Empresas demitem trabalhadores por justa causa por uso celular

Agência Brasil
Empresas demitem trabalhadores por justa causa por uso celular

Recentes decisões da Justiça do Trabalho têm confirmado demissões por justa causa, portanto, sem direitos rescisórios, de trabalhadores dispensados pelo uso excessivo do celular em horário de trabalho, apesar da Consolidação das Leis do Trabalho (CLT) não citar o uso do aparelho que nem existia quando a lei foi criada.

Demissão por justa causa pelo simples fato de o trabalhador, em determinado momento, ‘pegar’ no celular, “é abusiva”, afirma o advogado especialista em Direito do Trabalho José Eymard Loguércio.

Esse abuso está se tornando comum no Brasil. Tramitam na Justiça do Trabalho do país, atualmente, cerca de 47 mil processos de demissões por justa causa pelo uso do celular, de acordo com o jornal Valor Econômico.

Para o advogado Eymard Loguércio, que é assessor jurídico da CUT Nacional, trabalhadores precisam ter bom senso e empresários precisam discutir relações de trabalho antes de decisões como essas.

“É fato que deve haver bom senso por parte do trabalhador quanto ao uso pessoal do celular em horário de trabalho.
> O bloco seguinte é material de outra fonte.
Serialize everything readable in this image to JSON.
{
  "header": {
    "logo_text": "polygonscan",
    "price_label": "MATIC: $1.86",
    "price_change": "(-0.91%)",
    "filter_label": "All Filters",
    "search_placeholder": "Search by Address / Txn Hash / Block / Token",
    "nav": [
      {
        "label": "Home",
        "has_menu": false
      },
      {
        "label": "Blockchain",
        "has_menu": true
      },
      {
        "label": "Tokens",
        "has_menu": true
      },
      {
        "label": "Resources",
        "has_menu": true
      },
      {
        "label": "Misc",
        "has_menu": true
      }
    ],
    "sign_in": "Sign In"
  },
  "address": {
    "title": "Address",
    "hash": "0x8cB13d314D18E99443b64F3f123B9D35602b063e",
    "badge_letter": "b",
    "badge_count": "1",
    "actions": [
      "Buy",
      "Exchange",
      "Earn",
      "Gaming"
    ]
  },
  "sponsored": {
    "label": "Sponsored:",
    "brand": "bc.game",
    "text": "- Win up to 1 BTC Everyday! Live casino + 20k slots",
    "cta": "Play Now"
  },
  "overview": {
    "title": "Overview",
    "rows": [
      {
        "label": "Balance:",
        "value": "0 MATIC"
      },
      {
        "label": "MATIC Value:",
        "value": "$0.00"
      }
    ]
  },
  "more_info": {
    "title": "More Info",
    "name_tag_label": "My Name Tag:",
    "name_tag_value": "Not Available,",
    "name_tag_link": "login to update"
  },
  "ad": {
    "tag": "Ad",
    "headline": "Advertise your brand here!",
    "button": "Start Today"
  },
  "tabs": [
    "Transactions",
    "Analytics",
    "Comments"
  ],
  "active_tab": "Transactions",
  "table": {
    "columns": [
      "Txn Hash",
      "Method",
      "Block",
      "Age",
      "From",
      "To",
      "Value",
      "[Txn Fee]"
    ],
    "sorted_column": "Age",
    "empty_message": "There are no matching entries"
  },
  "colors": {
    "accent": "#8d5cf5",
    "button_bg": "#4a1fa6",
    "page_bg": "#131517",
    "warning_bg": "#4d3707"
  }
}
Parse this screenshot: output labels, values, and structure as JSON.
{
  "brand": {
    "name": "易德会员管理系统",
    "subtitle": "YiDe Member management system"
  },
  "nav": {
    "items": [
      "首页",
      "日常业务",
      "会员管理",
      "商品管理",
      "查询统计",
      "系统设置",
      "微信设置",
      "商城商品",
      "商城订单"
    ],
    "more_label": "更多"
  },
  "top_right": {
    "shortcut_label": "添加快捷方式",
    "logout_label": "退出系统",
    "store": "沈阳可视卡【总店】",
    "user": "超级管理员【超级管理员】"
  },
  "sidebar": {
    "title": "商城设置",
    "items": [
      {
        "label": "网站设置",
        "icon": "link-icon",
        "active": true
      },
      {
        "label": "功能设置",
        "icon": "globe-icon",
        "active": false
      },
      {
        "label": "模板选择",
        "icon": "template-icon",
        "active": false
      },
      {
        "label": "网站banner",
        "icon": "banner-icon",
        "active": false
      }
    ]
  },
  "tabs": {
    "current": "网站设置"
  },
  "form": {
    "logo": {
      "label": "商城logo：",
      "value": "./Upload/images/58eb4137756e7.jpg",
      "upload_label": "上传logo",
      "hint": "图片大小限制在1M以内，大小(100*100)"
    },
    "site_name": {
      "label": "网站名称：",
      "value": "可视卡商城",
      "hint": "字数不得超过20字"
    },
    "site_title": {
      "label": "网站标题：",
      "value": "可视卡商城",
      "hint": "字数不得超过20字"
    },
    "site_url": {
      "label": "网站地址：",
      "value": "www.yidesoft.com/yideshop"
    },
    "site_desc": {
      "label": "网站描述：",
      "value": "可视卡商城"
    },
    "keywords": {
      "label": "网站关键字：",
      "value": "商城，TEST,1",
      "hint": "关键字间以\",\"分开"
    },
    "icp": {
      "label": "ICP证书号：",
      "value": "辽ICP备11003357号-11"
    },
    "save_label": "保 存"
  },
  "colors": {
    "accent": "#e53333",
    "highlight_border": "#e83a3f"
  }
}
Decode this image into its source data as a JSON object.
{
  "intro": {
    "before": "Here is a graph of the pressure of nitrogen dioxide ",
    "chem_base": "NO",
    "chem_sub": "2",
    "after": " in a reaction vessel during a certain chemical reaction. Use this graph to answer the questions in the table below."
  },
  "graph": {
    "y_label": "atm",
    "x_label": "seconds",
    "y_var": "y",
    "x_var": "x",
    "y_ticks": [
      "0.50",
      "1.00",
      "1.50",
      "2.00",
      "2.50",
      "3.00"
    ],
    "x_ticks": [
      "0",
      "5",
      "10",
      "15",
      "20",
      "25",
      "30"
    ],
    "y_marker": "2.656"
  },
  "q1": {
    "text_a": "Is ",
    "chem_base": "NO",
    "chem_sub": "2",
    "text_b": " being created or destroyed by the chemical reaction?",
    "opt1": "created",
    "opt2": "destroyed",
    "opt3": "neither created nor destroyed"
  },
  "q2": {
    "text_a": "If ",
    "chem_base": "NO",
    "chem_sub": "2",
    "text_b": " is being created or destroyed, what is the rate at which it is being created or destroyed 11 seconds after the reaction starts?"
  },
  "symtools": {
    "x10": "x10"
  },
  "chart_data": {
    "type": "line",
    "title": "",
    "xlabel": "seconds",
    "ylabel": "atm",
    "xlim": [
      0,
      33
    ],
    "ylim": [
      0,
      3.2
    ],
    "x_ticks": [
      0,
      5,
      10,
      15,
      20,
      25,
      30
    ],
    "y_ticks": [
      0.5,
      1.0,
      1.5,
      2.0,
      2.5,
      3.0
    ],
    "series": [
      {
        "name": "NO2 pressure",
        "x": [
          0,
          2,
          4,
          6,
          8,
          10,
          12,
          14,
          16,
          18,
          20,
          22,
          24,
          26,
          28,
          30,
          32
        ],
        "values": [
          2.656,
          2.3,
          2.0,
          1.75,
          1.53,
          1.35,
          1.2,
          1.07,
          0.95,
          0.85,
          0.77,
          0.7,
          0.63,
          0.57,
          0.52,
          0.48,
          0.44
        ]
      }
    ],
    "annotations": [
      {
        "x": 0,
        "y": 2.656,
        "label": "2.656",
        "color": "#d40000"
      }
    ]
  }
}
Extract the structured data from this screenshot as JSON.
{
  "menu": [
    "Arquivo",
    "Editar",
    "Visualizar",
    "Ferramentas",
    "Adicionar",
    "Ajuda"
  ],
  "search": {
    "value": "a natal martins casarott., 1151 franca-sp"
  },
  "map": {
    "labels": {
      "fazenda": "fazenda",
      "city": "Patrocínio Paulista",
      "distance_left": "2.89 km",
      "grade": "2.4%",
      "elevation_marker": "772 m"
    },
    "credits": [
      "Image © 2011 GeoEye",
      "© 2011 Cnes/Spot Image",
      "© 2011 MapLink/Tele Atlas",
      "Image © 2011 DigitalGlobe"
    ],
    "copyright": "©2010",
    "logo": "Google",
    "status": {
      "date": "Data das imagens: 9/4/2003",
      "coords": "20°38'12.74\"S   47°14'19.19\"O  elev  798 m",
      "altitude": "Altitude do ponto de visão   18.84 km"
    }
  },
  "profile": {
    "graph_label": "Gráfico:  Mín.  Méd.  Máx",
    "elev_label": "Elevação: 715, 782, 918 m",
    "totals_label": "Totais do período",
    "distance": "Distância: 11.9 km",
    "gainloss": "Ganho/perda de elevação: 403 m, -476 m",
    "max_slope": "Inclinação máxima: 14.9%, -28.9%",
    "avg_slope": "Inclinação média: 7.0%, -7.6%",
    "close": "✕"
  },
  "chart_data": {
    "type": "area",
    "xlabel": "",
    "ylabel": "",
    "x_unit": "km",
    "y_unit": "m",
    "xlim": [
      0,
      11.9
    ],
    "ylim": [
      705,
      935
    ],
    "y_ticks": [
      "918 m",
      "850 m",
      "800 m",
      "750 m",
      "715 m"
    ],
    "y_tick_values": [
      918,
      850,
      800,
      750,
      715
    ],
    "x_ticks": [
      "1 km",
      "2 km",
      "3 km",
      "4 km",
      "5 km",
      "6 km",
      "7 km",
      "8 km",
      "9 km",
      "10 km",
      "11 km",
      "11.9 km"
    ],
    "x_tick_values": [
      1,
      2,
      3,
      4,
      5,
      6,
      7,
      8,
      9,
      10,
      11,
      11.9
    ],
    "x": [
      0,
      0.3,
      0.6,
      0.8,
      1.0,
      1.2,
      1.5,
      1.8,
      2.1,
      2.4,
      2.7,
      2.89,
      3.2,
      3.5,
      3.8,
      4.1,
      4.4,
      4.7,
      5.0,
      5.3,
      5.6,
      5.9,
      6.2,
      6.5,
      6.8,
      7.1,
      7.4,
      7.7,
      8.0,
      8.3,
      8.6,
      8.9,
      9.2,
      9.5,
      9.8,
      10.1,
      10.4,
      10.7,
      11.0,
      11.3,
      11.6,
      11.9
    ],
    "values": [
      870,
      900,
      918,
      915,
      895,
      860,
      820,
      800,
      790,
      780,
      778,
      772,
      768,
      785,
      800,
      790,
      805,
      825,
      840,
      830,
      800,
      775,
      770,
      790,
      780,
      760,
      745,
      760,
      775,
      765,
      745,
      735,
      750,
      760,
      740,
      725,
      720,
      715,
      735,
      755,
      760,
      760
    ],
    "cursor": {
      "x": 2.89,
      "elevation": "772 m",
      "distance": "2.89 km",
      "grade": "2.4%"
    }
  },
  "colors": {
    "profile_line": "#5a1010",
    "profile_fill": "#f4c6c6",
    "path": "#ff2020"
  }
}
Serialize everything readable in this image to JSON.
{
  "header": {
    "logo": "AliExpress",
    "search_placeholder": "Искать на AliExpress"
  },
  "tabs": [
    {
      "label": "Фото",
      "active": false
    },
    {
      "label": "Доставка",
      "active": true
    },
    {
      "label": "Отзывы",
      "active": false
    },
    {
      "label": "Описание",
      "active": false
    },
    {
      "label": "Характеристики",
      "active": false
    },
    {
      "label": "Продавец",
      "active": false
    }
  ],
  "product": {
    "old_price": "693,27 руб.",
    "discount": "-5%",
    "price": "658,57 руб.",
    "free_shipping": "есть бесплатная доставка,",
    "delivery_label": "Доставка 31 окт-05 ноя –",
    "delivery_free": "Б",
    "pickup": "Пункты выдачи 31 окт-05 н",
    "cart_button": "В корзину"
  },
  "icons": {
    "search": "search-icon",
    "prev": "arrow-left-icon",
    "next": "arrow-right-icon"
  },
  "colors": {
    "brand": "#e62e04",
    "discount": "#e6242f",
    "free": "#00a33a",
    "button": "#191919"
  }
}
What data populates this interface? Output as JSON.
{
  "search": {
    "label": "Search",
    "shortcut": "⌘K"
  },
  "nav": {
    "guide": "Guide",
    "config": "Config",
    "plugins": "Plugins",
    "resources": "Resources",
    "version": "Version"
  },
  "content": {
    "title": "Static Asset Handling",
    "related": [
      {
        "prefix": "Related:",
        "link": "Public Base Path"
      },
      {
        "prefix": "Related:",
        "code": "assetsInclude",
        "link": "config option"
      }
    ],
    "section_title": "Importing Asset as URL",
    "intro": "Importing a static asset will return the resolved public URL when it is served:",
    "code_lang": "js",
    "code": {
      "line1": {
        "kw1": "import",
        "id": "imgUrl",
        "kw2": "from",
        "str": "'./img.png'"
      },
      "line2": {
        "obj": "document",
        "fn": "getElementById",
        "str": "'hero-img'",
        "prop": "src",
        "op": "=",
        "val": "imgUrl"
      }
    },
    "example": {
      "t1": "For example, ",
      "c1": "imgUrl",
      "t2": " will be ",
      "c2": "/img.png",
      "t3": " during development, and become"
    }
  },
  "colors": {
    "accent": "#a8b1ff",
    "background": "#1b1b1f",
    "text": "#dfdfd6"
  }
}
Inclusive, respeitando eventuais regras da empresa, mas casos de dispensa por justa causa fundadas nessa questão são exageradas. Em geral, a empresa tem que discutir a política de relação e trabalho, inclusive em acordos coletivos, com participação dos sindicatos”, diz o advogado.

O tema é uma ‘novidade’ nas relações de trabalho que, diz o advogado, e as decisões dos empregadores são fundadas em um certo autoritarismo no Brasil. “É um dos temas que apareceram nos últimos anos e outros virão e não há nada que trate dessas questões na legislação. O que acontece é que temos uma tradição no mundo do trabalho em que o empregador exerce um poder de controle sobre os trabalhadores”, diz.

E o Direito do Trabalho, prossegue Eymard, tem tentado exercer um papel de equilibrar essas relações para que os trabalhadores não fiquem absolutamente vulneráveis às condutas autoritárias dos patrões.

Afinal, o que diz a CLT?
A CLT não prevê especificamente a demissão sem direito no caso do uso do celular, mas há regras sobre a demissão por justa causa e elas devem ser observadas, afirma Eymard Loguércio.

“A CLT reza que a justa causa só possa ocorrer em casos específicos como indisciplina, ingerência, entre outros, mas exige prévio acompanhamento como advertências e reiteração da punição”, explica o advogado.

Um dos itens relacionados no Artigo 482° da CLT como motivos para justa causa é a insubordinação. Neste caso, explica Eymard, pode se considerar a demissão desta forma como correta, já que o trabalhador foi advertido previamente e ainda assim manteve sua conduta.

“Ninguém pode ser demitido por justa causa apenas pelo uso, somente quando houver abuso e que haja um histórico de advertências”, reforça o advogado.

No entanto, algumas decisões da Justiça têm caminhado em sentido contrário o que, para Eymard Loguércio mostra que a Justiça do Trabalho, em certo ponto, reproduz os conceitos conservadores e autoritários característicos das relações de trabalho no Brasil.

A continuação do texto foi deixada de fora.